GA-Volontär Moritz Rosenkranz unterwegs Als Tourist auf dem Drachenfels

KÖNIGSWINTER · Die alte Dame quietscht und ächzt unter ihrem Gewicht, schleppt sich äußerst mühsam den Berg hinauf. Hat ja auch schon fast 60 Jahre auf dem Buckel. Dabei hat sie heute gar nicht so schwer zu tragen. Ein (Zahn-)Rädchen greift ins andere, um die gerade einmal sechs Passagiere an diesem sonnigen Märztag in zwei Etappen von der Talstation aus über die Haltestelle Drachenburg hinauf aufs Drachenfels-Plateau zu hieven.

1955 wurden die Wagen, die derzeit bei der Drachenfelsbahn in Betrieb sind, gebaut. Als Wahl-Kölner ist man natürlich Moderneres gewohnt. Aber im Gegensatz zur KVB kommt die Drachenfelsbahn wenigstens pünktlich. Etwas schummrig wird einem zunächst jedoch schon. Ein Transportmittel so unmittelbar bei der harten Arbeit zu erleben, ist ungewohnt. Doch dann fällt der Blick schnell auf das Schild mit der Aufschrift "Überholt 1999" und den moosgrünen "Kraftwagen-Verbandskasten A" - na dann kann ja gar nichts schiefgehen.

Doch nicht nur der Verbandskasten verströmt den warmen Charme vergangener Tage: Angekommen an der Mittelstation, ragt das imposant skurrile Schloss Drachenburg empor. Heute erbaut, würde man zu solch einem Objekt wohl Retortenschlösschen sagen. Im 19. Jahrhundert war es scheinbar okay, so etwas noch zu errichten, Historismus ist das Stichwort. Aber damals brauchte man auch eher noch Parks, um darin Lustwandeln zu können.

Später sollen sich nicht weniger exzentrische Eigentümer statt zu Fuß lieber per goldenem Rolls-Royce fortbewegt haben. Passt irgendwie auch zum Ambiente. Wahnsinn jedenfalls, dass man als fast 30-Jähriger noch nie etwas von diesem Bauwerk gehört hatte, obwohl man nur rund 50 Kilometer entfernt im Oberbergischen aufgewachsen ist. Andererseits: Kennen Sie eigentlich Schloss Homburg bei Nümbrecht? Das ist zwar etwas weniger opulent, aber dafür haben dort immerhin noch echte Ritter gewirkt. Ohne Park, ohne Rolls-Royce.

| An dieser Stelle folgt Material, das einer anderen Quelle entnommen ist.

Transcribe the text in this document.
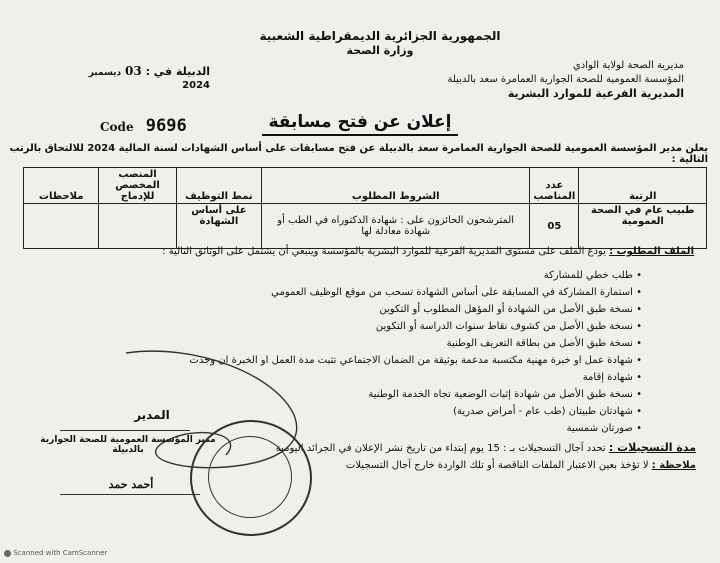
الجمهورية الجزائرية الديمقراطية الشعبية
وزارة الصحة
مديرية الصحة لولاية الوادي
المؤسسة العمومية للصحة الجوارية العمامرة سعد بالدبيلة
المديرية الفرعية للموارد البشرية
الدبيلة في : 03 ديسمبر 2024
Code 9696	إعلان عن فتح مسابقة
يعلن مدير المؤسسة العمومية للصحة الجوارية العمامرة سعد بالدبيلة عن فتح مسابقات على أساس الشهادات لسنة المالية 2024 للالتحاق بالرتب التالية :
الرتبة	عدد المناصب	الشروط المطلوب	نمط التوظيف	المنصب المخصص للإدماج	ملاحظات
طبيب عام في الصحة العمومية	05	المترشحون الحائزون على : شهادة الدكتوراه في الطب أو شهادة معادلة لها	على أساس الشهادة		
الملف المطلوب : يودع الملف على مستوى المديرية الفرعية للموارد البشرية بالمؤسسة وينبغي أن يشتمل على الوثائق التالية :
• طلب خطي للمشاركة
• استمارة المشاركة في المسابقة على أساس الشهادة تسحب من موقع الوظيف العمومي
• نسخة طبق الأصل من الشهادة أو المؤهل المطلوب أو التكوين
• نسخة طبق الأصل من كشوف نقاط سنوات الدراسة أو التكوين
• نسخة طبق الأصل من بطاقة التعريف الوطنية
• شهادة عمل او خبرة مهنية مكتسبة مدعمة بوثيقة من الضمان الاجتماعي تثبت مدة العمل او الخبرة ان وجدت
• شهادة إقامة
• نسخة طبق الأصل من شهادة إثبات الوضعية تجاه الخدمة الوطنية
• شهادتان طبيتان (طب عام - أمراض صدرية)
• صورتان شمسية
مدة التسجيلات : تحدد آجال التسجيلات بـ : 15 يوم إبتداء من تاريخ نشر الإعلان في الجرائد اليومية
ملاحظة : لا تؤخذ بعين الاعتبار الملفات الناقصة أو تلك الواردة خارج آجال التسجيلات
المدير
مدير المؤسسة العمومية للصحة الجوارية بالدبيلة
أحمد حمد
Scanned with CamScanner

Die Bahnetappe hoch zum Drachenfels jedenfalls ist dann die schönste (der beiden). Oben angekommen, landet der interessierte Tourist allerdings erst einmal in einer Baustelle. Noch zumindest. Ansonsten wirkt das, was schon fertig ist, zwar sehr stimmig, derzeit aber noch etwas verschnarcht.

[kein Linktext vorhanden]Ähnlich wie der Retortendrache, den man für einen Euro zum Sprechen bringen kann. Wem's gefällt. Ich würde mein Geld eher im nun täglich geöffneten Restaurant lassen. Das ist nach der Renovierung absolut gelungen. Stilvoll, fast schon edel ist die Anmutung, umwerfend der Blick aus dem Glaskubus auf den Rhein und das Siebengebirge. Nur noch getoppt wird das Ganze durch das Panorama vom Plateau aus: Das ist schlichtweg hinreißend, da es fast einen Rundumblick bietet, inklusive der Burgruine und Bonn im Norden.

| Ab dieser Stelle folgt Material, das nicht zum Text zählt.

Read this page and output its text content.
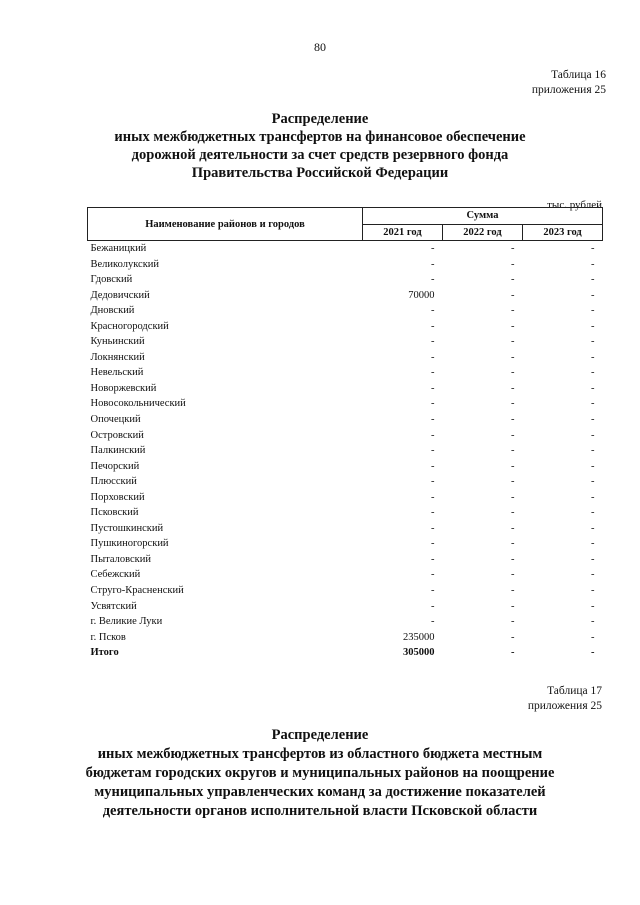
80
Таблица 16
приложения 25
Распределение
иных межбюджетных трансфертов на финансовое обеспечение
дорожной деятельности за счет средств резервного фонда
Правительства Российской Федерации
тыс. рублей
Наименование районов и городов	Сумма		
	2021 год	2022 год	2023 год
Бежаницкий	-	-	-
Великолукский	-	-	-
Гдовский	-	-	-
Дедовичский	70000	-	-
Дновский	-	-	-
Красногородский	-	-	-
Куньинский	-	-	-
Локнянский	-	-	-
Невельский	-	-	-
Новоржевский	-	-	-
Новосокольнический	-	-	-
Опочецкий	-	-	-
Островский	-	-	-
Палкинский	-	-	-
Печорский	-	-	-
Плюсский	-	-	-
Порховский	-	-	-
Псковский	-	-	-
Пустошкинский	-	-	-
Пушкиногорский	-	-	-
Пыталовский	-	-	-
Себежский	-	-	-
Струго-Красненский	-	-	-
Усвятский	-	-	-
г. Великие Луки	-	-	-
г. Псков	235000	-	-
Итого	305000	-	-
Таблица 17
приложения 25
Распределение
иных межбюджетных трансфертов из областного бюджета местным
бюджетам городских округов и муниципальных районов на поощрение
муниципальных управленческих команд за достижение показателей
деятельности органов исполнительной власти Псковской области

Lediglich die Ruhestörung durch die gleich unterhalb gelegene B42 hemmt das Vergnügen etwas. Andererseits: besser als das Gequatsche und Geknipse von lärmenden Touristen, die hier sicherlich bald in Scharen zusammenrotten werden. Einer von ihnen werde ich sein. Garantiert.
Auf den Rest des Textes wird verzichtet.